16 May 2017

Zambia: Chief Justice Warns Sticky-Fingered Clerks

CHIEF Justice Irene Mambilima has warned local court clerks in Zambia against corruption and theft of money paid by people filing cases in the country's lowest court.

Ms Justice Mambilima said the court officials should ensure that they adhered to proper accounting procedures as they collected fees and fines from members of the public.

Speaking when she opened a five-day provincial workshop for court clerks in Kabwe yesterday, Ms Justice Mambilima said there were a few individuals that had let down the Judiciary.

"Their work is characterised by laziness, practices such as corruption, misappropriation of funds, dishonesty and poor attitude towards members of the public - mistreating, pretending to be adjudicators, thus complaints from majority of Zambians," she said.

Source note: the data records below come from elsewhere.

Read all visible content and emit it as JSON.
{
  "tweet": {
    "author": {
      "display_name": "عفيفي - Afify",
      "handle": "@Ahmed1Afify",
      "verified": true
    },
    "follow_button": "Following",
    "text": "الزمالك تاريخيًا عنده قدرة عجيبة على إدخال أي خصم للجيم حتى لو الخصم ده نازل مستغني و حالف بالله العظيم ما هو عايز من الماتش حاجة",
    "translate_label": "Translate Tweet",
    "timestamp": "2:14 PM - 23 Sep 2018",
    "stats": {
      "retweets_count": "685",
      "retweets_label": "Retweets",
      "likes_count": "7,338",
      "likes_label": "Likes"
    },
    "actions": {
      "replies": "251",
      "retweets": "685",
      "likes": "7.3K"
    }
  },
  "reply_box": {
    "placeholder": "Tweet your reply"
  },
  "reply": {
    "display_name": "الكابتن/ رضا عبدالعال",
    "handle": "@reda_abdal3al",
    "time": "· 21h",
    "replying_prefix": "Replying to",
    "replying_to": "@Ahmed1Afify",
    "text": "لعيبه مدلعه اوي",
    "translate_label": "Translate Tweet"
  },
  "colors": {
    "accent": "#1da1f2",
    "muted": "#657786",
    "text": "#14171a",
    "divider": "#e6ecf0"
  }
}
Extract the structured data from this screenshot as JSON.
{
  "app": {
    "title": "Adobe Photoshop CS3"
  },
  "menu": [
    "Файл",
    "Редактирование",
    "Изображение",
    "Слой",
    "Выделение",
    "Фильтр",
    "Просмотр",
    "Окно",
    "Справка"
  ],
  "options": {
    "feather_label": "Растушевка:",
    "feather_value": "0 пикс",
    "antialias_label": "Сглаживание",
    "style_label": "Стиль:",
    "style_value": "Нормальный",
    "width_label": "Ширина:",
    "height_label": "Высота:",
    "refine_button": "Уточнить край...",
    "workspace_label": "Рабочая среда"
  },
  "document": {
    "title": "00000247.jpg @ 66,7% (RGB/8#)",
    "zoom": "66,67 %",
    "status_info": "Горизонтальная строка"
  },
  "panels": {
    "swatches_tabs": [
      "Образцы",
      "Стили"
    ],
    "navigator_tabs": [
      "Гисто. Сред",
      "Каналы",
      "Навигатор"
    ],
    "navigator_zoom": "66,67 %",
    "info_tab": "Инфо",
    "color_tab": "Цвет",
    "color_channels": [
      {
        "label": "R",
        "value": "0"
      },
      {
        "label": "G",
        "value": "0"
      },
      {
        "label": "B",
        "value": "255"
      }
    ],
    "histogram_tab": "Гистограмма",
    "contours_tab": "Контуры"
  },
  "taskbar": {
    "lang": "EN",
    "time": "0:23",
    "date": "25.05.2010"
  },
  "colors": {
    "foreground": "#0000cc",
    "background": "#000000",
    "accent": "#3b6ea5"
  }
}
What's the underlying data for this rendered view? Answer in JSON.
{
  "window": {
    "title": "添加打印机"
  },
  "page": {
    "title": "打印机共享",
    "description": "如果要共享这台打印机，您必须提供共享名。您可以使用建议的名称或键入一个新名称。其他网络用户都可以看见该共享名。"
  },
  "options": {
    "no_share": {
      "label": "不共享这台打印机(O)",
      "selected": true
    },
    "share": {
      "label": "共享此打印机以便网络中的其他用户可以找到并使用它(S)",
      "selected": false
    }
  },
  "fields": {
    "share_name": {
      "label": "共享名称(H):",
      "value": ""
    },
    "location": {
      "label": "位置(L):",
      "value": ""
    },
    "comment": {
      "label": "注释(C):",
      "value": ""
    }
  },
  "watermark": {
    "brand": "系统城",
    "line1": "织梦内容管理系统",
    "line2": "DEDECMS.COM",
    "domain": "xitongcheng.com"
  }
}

Ms Justice Mambilima reminded the participants that they were a critical interface between the courts and the litigating public because they were the first contact persons for those wanting to file their documents in court.

She also called on the court clerks to maintain high levels of confidentiality and exercise patience, courteousness and respect for the members of the public in the execution of their duties.

"Invariably, this responsibility requires you to keep in strictest confidence information you acquire in the course of your duty. You must not use the information for personal gain or as a means for obtaining bribes," she said.

The workshop, which ends on Friday, is the second after the one held in Lusaka with the aim of training the court clerks in all the country's 10 provinces in financial regulations and government accounting procedures.

Head of training Judge Elizabeth Muyovwe said the training programme had been necessitated by the revelation of poor financial accountability in local courts by the Auditor General's Report.

Ms Justice Muyovwe said the training would be rolled out to the 10 provinces and had been tailored to suit the needs of the local court clerks.

She said the training had been designed specifically to address various challenges of financial accountability brought out by the Auditor General's Report.

"This programme would be rolled out to all the provinces and it has been tailor-made to suit our needs and, as a training committee, we have seized the opportunity to include other relevant topics, and I can safely say that this is more like a refresher course for our clerks of courts in the local courts," she said.